For many parts of my life, I associate music and movies with moments. For example, during my first break-up, I was obsessed with the song “How Can I Fall” by Breathe (so, so, so 80s). My high school basketball playing days are connected to “Motownphilly” by Boyz II Men. I love that song to this day.
But I know years from now, the year 2020 will be connected to a song from the movie “Eurovision” called Ja Ja Ding Dong. I can NEVER get enough of this song.
I have watched “Eurovision,” probably twenty times in 2020. It provides me smiles and laughter when I need it most.
The movie is connected to the Eurovision Song Contest, which I will admit, I knew nothing about until I saw the movie. This event was totally new to me when I saw the movie, but what got me interested in the movie? At the beginning of the movie, they play “Waterloo” by ABBA, which was actually one of the Eurovision winners. It hooked me! What I already knew exposed me to something new that I eventually explored and dived into deeper.
(By the way, this is such a fun post to write googling and listening to all of these songs. SO GOOD!)
So, what in the world does this have to do with teaching during the pandemic?
Well, moving to totally different spaces and routines, instead of just jumping to new ideas, I started with what I knew worked in old spaces. For example, I know that greeting students in the hallway is a great way to start class and set the tone for time spent together. I also did a similar practice as a school administrator by greeting our school community in the morning outside the building doors. But there are no “hallways” or “front doors” in a zoom room. So, what is the equivalent?

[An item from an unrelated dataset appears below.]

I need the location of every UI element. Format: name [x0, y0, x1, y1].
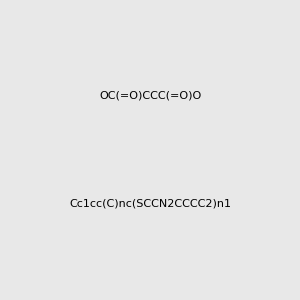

I started using this simple “meme check-in” as people entered virtual spaces:
What it did was gave people a smile as they entered the room, a chance to hear from them and see how they are doing, before we even thought about getting into content. I have used both with adults and students, which has really helped set the tone for the learning time. But I started with what I knew and asked myself, what could this look like in a remote-learning environment?
In my course on “Developing the Innovator’s Mindset” in any learning space, I discuss the importance of figuring out high leverage relationship-building activities you use in one space and asking what their equivalent is in the new space? Here is a screenshot below, but please feel free to copy this document to use with your colleagues.
As we continuously focus on new and better ideas, it is important to bridge from what we know works and build upon that to develop confidence and build competence in times of uncertainty. Of course, we continue to move forward, but we can do that in a way that builds upon what we already know.
This post was inspired by a conversation I recently had with Naomi Toland and Stephanie Rothstein on the question, “How do you build collaborative innovation during times of high stress?”